Il a été vérifié que les emprunteurs se sont engagés solidairement aux termes de la clause contractuelle ainsi rédigée : « Engagement solidaire et indivisible : Vous vous engagez à respecter toutes les obligations résultant des présentes. Au cas où le présent contrat serait consenti à plusieurs personnes, ces dernières seront solidairement tenues du respect des dites obligations. Chacun des signataires peut accomplir seul tous les actes relatifs au fonctionnement du compte, de sorte que les opérations effectuées par l’un engagent l’autre de manière solidaire et indivisible à l’égard de Creatis.

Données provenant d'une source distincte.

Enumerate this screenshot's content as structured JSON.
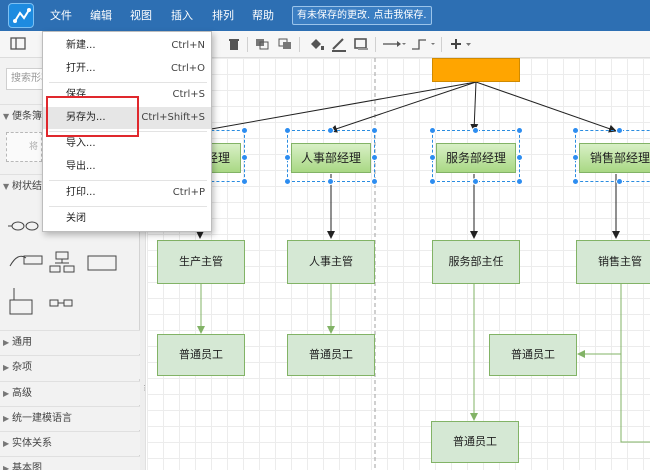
{
  "menubar": {
    "items": [
      {
        "label": "文件"
      },
      {
        "label": "编辑"
      },
      {
        "label": "视图"
      },
      {
        "label": "插入"
      },
      {
        "label": "排列"
      },
      {
        "label": "帮助"
      }
    ],
    "save_hint": "有未保存的更改. 点击我保存."
  },
  "sidebar": {
    "search_placeholder": "搜索形状",
    "scratchpad": {
      "label": "便条簿",
      "hint": "将"
    },
    "tree_section": {
      "label": "树状结"
    },
    "sections": [
      {
        "label": "通用"
      },
      {
        "label": "杂项"
      },
      {
        "label": "高级"
      },
      {
        "label": "统一建模语言"
      },
      {
        "label": "实体关系"
      },
      {
        "label": "基本图"
      }
    ]
  },
  "file_menu": {
    "items": [
      {
        "label": "新建...",
        "shortcut": "Ctrl+N"
      },
      {
        "label": "打开...",
        "shortcut": "Ctrl+O"
      },
      {
        "label": "保存",
        "shortcut": "Ctrl+S"
      },
      {
        "label": "另存为...",
        "shortcut": "Ctrl+Shift+S"
      },
      {
        "label": "导入...",
        "shortcut": ""
      },
      {
        "label": "导出...",
        "shortcut": ""
      },
      {
        "label": "打印...",
        "shortcut": "Ctrl+P"
      },
      {
        "label": "关闭",
        "shortcut": ""
      }
    ]
  },
  "diagram": {
    "managers": [
      {
        "label": "生产部经理"
      },
      {
        "label": "人事部经理"
      },
      {
        "label": "服务部经理"
      },
      {
        "label": "销售部经理"
      }
    ],
    "supervisors": [
      {
        "label": "生产主管"
      },
      {
        "label": "人事主管"
      },
      {
        "label": "服务部主任"
      },
      {
        "label": "销售主管"
      }
    ],
    "employees": [
      {
        "label": "普通员工"
      },
      {
        "label": "普通员工"
      },
      {
        "label": "普通员工"
      },
      {
        "label": "普通员工"
      }
    ],
    "colors": {
      "root_fill": "#ffa500",
      "node_fill": "#d5e8d4",
      "node_border": "#82b366",
      "selection": "#2a8ce0",
      "highlight": "#e0282d"
    }
  }
}
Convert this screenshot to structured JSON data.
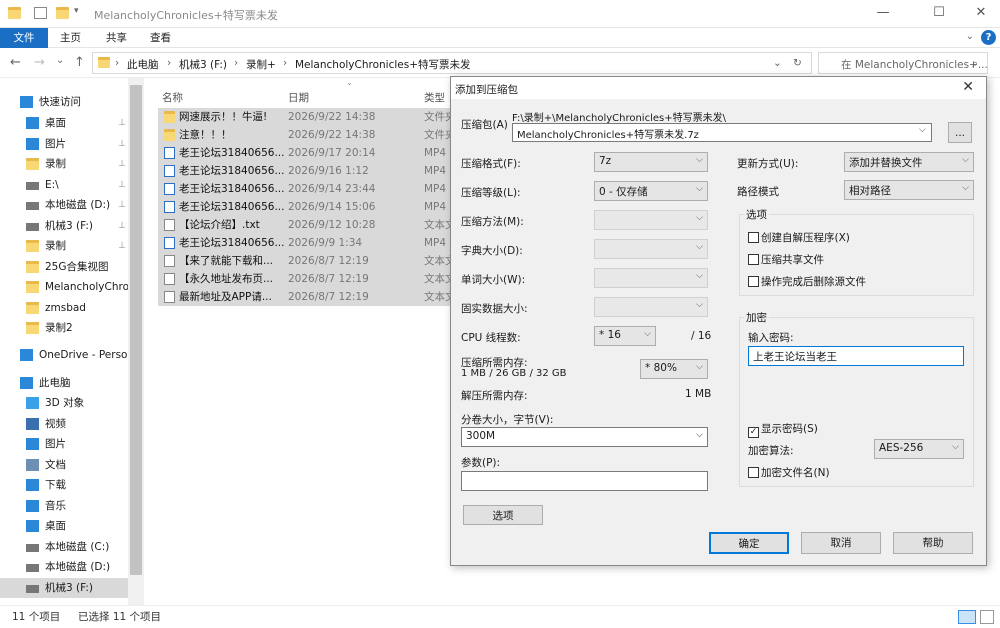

Tout courrier, comme tout acte, pourra valablement être délivré à un seul des signataires ».
Sur les dépens et les frais irrépétibles de procédure
Compte tenu de la teneur de la décision rendue, le jugement de première instance sera confirmé en ce qu’il a condamné Mme [S] au paiement des dépens de l’instance et débouté la société Creatis de sa demande au titre des frais irrépétibles.
Mme [S] et M. [Z], qui succombent dans leurs prétentions en cause d’appel, supporteront in solidum les dépens d’appel en application des dispositions de l’article 696 du code de procédure civile.
Mme [S] seule, aucune demande n’étant présentée à l’encontre de M. [Z], sera en outre condamnée à payer à la société Creatis une indemnité sur le fondement des dispositions de l’article 700 du code de procédure civile, que l’équité et la situation économique respective des parties conduisent à arbitrer à la somme de 1 500 euros.
Mme [S] et M. [Z] seront déboutés de leur demande présentée sur le même fondement.
PAR CES MOTIFS
La COUR, statuant publiquement, en dernier ressort et par arrêt contradictoire,
DONNE ACTE à M. [E] [Z] de son intervention volontaire à l’instance,
CONFIRME le jugement rendu par le juge des contentieux de la protection du tribunal de proximité de Saint-Germain-en-Laye le 24 août 2023, excepté en ce qu’il a assorti la condamnation à paiement de la somme de 31 569,89 euros des intérêts au taux contractuel de 8,15 % l’an à compter du 26 juillet 2022,
statuant à nouveau et y ajoutant,
CONDAMNE Mme [I] [S] à payer à la société Creatis la somme de 31 569,89 euros correspondant aux sommes dues au titre du contrat de prêt n°[Numéro identifiant 1],
DIT que cette somme produira intérêts au taux légal à compter du 26 juillet 2022 mais écarte l’application de la majoration prévue à l’article L. 313-3 du code monétaire et financier,
DÉBOUTE Mme [I] [S] et M. [E] [Z] de leurs demandes contraires tendant à voir juger que la société Creatis ne détient pas de créance à leur encontre, condamner la société Creatis à leur payer la somme de 4 352,08 euros outre le remboursement des paiements mensuels de 134,31 euros au titre de la cession de rémunération de M. [E] [Z] depuis le 6 avril 2024, outre les intérêts au taux légal et leur capitalisation et ordonner la mainlevée de la cession des rémunérations de M. [Z] au profit de la société Creatis,
CONDAMNE in solidum Mme [I] [S] et M. [E] [Z] au paiement des dépens d’appel,
CONDAMNE Mme [I] [S] à payer à la société Creatis une somme de 1 500 euros en application des dispositions de l’article 700 du code de procédure civile,
DÉBOUTE Mme [I] [S] et M. [E] [Z] de leur demande présentée sur le même fondement.
— Arrêt prononcé publiquement à la date indiquée par mise à disposition au greffe de la cour d’appel, les parties ayant été préalablement avisées dans les conditions prévues au deuxième alinéa de l’article 450 du code de procédure civile.
— Signé par M. Philippe Javelas, président, et par Mme Bénédicte Nisi, greffière en pré-affectation, à laquelle la minute de la décision a été remise par le magistrat signataire.